We built an agent workspace for it. You drop the data room into Atlas, the agent executes the eight steps below, and returns the work product to the partner ready to review.
The eight-step flow
1. Document map
Inventory every document in the data room. Group them by category — corporate, contracts, IP, employment, litigation, real estate, financial, regulatory — and flag anything that looks missing for a deal of this type. (Most diligence misses are at this step — the agent surfaces the gap rather than papering over it.)
2. Extract findings
Review every document and pull out every material finding a buyer would care about: change-of-control and assignment provisions, termination rights, exclusivity, non-competes, indemnities, caps on liability, auto-renewals, off-market terms. Cite the document and section for each.
3. Build the diligence matrix
Build the matrix in your firm's template. One row per contract, with columns for counterparty, term, renewal, change-of-control, assignment, termination, liability cap, and key risks. The agent fills your template directly — no copy-paste.
4. Red flags
Rank the top deal risks across the entire data room by severity. For each: the issue, where it appears, the potential impact on the transaction, and a suggested mitigation (price adjustment, condition precedent, indemnification, walk-away).
5. Change-of-control sweep
Every clause triggered by a change of control or assignment, across every contract, in one place. Counterparty, exact trigger language, consent required (yes/no). This is the list that drives the buyer's third-party-consent workstream.
6. Contract obligations summary
The company's ongoing obligations and liabilities: payment commitments, minimums, exclusivity, MFN clauses, standing covenants. The liabilities the buyer is inheriting on day one.
7. Gap and consent list
What's still missing to complete diligence (documents, schedules, confirmations) and every third-party consent or notice the transaction will require. Ordered by priority so the deal team can run the right workstreams in parallel.
8. Deal team memo
A concise memo for the deal team: scope reviewed, key findings, material risks, open items, recommended next steps. Ready for the partner.
Why agent workspaces
Atlas runs this flow inside an agent workspace — a private, tenant-isolated environment where:
- The documents never leave your tenant. No external SaaS. No shared infrastructure.
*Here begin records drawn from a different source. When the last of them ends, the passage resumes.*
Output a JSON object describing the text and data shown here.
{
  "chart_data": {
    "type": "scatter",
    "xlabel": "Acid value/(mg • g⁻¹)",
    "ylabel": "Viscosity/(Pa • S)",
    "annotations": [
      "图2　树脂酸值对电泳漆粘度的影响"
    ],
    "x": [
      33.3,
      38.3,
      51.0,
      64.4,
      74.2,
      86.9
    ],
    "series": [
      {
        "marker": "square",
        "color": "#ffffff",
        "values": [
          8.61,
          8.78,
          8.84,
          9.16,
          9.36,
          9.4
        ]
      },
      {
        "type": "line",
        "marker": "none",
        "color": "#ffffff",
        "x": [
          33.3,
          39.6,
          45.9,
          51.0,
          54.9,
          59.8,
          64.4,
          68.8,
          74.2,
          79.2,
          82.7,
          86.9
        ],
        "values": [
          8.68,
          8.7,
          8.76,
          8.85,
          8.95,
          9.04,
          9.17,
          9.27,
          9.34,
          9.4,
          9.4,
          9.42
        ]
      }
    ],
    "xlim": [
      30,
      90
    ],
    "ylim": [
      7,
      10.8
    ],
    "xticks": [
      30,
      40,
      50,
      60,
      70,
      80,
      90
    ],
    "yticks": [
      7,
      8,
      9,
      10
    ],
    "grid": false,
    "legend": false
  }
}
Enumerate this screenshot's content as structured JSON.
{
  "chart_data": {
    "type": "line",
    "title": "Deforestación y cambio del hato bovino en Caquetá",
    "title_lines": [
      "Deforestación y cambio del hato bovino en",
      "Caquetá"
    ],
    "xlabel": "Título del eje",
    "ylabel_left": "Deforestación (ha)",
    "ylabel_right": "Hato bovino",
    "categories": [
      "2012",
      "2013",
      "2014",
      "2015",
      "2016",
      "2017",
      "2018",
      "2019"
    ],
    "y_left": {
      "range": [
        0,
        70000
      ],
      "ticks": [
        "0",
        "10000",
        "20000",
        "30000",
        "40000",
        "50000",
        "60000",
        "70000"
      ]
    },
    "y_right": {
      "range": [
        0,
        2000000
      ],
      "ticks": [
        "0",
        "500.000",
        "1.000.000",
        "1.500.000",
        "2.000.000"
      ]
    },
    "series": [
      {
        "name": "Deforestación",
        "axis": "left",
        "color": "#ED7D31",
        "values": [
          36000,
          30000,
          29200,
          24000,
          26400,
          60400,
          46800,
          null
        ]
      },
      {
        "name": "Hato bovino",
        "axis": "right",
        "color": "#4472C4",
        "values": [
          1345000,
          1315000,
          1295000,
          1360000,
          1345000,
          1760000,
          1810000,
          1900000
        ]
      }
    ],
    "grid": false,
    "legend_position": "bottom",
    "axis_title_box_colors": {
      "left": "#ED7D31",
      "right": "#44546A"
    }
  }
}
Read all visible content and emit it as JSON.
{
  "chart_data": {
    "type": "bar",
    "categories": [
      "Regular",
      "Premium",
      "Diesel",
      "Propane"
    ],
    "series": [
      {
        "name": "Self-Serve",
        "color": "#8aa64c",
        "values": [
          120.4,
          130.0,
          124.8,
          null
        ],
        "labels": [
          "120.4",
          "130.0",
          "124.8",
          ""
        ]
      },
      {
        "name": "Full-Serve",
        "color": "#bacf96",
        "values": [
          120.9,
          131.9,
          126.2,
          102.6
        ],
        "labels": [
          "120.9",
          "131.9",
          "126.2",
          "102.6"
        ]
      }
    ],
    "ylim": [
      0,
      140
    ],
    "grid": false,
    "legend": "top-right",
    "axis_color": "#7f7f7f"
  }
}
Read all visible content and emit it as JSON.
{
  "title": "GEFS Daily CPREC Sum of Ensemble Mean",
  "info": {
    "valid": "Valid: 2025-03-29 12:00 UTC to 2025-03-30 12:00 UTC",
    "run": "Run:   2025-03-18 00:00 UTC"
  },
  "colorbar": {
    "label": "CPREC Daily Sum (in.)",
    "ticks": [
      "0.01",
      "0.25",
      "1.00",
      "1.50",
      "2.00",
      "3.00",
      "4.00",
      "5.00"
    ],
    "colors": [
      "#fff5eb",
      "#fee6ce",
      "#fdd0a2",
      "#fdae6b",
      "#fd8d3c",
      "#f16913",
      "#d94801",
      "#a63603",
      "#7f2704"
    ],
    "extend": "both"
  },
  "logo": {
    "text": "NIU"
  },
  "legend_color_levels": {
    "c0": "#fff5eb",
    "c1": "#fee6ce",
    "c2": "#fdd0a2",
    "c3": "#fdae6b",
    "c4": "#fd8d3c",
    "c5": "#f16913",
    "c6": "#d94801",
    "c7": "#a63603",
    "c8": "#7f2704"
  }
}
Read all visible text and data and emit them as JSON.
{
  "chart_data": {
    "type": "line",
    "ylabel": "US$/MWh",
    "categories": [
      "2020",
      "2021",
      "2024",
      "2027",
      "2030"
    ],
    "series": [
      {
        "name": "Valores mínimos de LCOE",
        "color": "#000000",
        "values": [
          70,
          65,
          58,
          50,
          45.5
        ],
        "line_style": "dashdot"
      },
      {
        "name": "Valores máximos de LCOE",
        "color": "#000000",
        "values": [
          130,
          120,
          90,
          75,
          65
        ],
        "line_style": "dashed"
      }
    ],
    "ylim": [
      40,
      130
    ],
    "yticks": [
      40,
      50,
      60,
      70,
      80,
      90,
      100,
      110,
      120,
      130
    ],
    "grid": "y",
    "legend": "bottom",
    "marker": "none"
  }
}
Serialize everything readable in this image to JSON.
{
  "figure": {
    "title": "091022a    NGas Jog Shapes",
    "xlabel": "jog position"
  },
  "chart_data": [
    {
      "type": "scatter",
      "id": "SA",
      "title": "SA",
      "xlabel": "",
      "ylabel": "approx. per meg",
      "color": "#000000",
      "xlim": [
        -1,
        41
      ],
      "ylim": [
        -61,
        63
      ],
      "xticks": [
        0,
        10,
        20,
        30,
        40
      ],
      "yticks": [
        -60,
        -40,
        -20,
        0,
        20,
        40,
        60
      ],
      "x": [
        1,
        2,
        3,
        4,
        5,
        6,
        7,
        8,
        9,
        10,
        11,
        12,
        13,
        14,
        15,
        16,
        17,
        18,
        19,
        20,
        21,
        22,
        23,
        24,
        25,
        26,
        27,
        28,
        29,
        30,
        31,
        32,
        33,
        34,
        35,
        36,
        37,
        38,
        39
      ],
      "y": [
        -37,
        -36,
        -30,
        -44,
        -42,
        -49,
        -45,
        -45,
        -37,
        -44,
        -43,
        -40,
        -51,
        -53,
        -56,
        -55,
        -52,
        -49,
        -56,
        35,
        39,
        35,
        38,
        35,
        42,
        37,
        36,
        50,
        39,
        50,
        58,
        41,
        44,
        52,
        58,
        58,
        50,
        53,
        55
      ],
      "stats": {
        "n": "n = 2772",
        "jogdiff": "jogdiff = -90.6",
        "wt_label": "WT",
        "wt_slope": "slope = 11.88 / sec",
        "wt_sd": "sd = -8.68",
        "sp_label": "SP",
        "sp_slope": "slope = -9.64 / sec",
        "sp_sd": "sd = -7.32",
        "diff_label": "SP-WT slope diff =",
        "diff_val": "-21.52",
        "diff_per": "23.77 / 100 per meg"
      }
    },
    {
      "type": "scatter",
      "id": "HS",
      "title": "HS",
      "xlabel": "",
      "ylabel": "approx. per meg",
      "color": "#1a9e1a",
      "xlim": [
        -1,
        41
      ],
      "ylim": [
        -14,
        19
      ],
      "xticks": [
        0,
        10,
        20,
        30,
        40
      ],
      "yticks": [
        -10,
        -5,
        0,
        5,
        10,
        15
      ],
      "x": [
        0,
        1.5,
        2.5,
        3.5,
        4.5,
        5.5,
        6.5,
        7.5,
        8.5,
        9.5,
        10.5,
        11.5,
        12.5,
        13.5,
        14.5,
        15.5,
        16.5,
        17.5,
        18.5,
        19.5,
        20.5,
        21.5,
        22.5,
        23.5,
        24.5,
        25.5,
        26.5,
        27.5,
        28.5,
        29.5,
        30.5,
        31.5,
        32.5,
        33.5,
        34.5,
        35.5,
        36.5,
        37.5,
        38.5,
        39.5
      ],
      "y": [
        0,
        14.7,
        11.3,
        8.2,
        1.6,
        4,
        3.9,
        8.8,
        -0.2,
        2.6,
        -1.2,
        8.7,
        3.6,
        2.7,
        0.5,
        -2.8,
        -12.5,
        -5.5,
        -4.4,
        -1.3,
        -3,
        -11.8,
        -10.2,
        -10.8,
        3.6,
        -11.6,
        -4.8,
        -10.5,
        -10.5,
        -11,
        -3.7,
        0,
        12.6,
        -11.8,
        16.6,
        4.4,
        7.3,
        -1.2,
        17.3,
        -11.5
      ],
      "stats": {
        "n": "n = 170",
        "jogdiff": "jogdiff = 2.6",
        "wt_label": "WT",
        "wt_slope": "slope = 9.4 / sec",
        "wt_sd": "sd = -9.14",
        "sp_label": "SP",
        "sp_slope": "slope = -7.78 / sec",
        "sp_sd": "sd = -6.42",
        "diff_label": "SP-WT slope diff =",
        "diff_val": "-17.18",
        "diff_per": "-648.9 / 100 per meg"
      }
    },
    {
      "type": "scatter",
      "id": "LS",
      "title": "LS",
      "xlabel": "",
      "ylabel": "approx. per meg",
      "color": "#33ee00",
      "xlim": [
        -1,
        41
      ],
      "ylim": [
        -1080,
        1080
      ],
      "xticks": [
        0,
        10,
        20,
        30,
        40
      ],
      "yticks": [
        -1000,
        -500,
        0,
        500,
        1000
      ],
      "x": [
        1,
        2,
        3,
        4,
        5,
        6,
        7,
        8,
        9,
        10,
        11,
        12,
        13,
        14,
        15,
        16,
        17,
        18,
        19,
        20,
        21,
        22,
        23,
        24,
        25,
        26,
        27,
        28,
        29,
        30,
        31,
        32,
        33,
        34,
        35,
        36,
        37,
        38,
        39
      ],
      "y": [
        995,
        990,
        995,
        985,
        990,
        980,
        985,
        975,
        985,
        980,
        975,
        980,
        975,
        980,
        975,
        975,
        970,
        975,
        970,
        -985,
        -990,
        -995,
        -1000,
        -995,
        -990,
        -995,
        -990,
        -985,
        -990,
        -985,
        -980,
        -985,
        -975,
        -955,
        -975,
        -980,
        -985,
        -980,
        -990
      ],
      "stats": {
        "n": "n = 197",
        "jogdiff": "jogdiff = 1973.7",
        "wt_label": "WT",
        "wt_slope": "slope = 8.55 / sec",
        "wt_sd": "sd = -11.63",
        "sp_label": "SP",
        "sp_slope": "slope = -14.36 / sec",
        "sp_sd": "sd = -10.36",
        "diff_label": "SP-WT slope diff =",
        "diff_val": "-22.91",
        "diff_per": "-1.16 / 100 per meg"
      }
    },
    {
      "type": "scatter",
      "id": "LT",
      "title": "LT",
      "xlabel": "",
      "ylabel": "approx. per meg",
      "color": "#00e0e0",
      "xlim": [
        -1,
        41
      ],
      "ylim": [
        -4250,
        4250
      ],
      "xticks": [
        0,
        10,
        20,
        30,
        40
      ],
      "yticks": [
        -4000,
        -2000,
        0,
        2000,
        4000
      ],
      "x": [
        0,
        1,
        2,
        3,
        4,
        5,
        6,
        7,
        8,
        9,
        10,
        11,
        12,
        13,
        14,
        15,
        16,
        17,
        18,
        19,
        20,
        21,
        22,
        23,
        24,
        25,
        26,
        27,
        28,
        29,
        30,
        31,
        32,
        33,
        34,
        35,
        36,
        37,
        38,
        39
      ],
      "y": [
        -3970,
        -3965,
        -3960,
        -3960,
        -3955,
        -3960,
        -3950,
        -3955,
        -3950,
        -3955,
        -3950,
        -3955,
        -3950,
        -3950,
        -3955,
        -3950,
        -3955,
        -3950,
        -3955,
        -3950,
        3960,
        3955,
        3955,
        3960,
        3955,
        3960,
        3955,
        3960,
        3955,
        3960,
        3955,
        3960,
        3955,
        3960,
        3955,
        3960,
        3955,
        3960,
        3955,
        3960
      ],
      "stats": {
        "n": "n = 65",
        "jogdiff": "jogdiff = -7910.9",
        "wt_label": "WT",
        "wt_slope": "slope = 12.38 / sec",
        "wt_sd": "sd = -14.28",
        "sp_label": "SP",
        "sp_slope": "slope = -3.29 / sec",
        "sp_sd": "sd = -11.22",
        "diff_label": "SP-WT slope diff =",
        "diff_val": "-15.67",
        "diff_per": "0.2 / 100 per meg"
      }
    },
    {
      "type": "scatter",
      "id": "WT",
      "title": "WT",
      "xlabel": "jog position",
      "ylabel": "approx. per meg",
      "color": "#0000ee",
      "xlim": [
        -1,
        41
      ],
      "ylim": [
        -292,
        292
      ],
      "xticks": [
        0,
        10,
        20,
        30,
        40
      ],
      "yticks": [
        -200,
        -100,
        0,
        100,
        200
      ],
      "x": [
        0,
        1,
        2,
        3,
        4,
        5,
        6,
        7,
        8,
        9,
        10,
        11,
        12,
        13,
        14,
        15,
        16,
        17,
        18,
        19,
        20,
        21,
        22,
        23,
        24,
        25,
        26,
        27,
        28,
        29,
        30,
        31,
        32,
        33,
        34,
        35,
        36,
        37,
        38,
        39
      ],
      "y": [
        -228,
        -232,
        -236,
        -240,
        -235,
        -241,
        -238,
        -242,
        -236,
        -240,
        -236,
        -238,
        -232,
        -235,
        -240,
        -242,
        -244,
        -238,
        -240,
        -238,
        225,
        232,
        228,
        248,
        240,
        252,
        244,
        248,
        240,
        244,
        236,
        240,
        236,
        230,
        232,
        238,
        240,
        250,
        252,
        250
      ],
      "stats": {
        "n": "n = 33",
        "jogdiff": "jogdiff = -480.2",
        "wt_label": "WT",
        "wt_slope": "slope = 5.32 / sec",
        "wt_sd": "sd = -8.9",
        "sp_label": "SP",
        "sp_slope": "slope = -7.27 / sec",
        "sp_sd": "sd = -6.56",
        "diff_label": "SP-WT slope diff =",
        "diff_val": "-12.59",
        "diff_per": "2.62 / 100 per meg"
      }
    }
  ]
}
- Every action is logged. The audit trail is exportable in the same format as your firm's existing matter management system.
- Every output is cited. Every cell in the matrix, every finding, every memo paragraph traces back to its source document and section. Click to verify.
- The partner is reviewing, not building. The eight-step flow runs on the docs you upload; the partner's first interaction is the finished work product.
The time math
A typical 200-document data room takes a competent first- or second-year between 30 and 60 hours to diligence to the matrix-and-memo level. The agent workspace runs the flow in under three minutes end-to-end. Partner review time is unchanged.
What used to be most of a week becomes most of an afternoon.
Beyond M&A
The same agent-workspace pattern applies wherever a legal workflow has well-defined steps and document inputs:
- Loan portfolio review
- Insurance claim investigation
- Regulatory examination response
- Vendor contract repapering
- Estate document audit
The workspace knows the steps. You bring the documents.